- Guildford Dudley Sr. and Anne Dallas
- U.S. National Register of Historic Places
- Location: 5401 Hillsboro Pike, Forest Hills, Tennessee, U.S.
- Coordinates: 36°05′07″N 86°50′04″W﻿ / ﻿36.08528°N 86.83444°W
- Area: 6.2 acres (2.5 ha)
- Built: 1928
- Built by: Foster & Creighton
- Architect: Dougherty & Gardner
- Architectural style: Tudor Revival, Late Gothic Revival
- MPS: Forest Hills, Tennessee MPS
- NRHP reference No.: 03001080
- Added to NRHP: October 23, 2003

= Guildford Dudley, Sr. and Anne Dallas House =

The Guildford Dudley Sr. and Anne Dallas House is a historic house in Forest Hills, Tennessee, United States.

==History==
The house was built in 1928 for Guildford Dudley Sr, a co-founder of the Life and Casualty Insurance Company of Tennessee, and his wife, Anne Dallas Dudley.
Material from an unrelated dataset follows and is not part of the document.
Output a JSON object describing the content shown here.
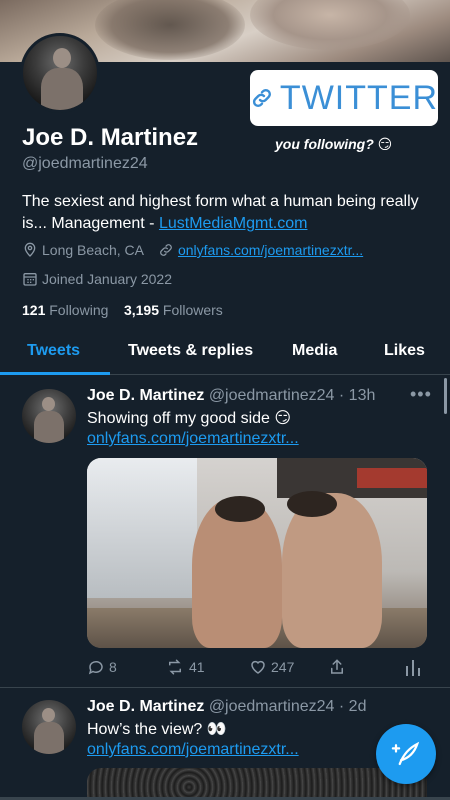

Mrs. Dudley was a supporter of women's suffrage in Tennessee. Their son, Guilford Dudley, served as the United States ambassador to Denmark from 1969 to 1971.

The house was purchased by Otto Linderberg and his wife Louise in 1935, and later inherited by Elise and Enid Lindenberg. Elise and her husband, P. D. Houston, who was the president of the First American National Bank, moved into the P. D. Houston Jr. House, and the Dallas house was sold to Paul Montcastle and his wife Lucy in 1951. Montcastle was the president of the Life and Casualty Insurance Company.

==Architectural significance==
The house was designed in the Tudor Revival architectural style by Dougherty & Gardner. It has been listed on the National Register of Historic Places since October 23, 2003.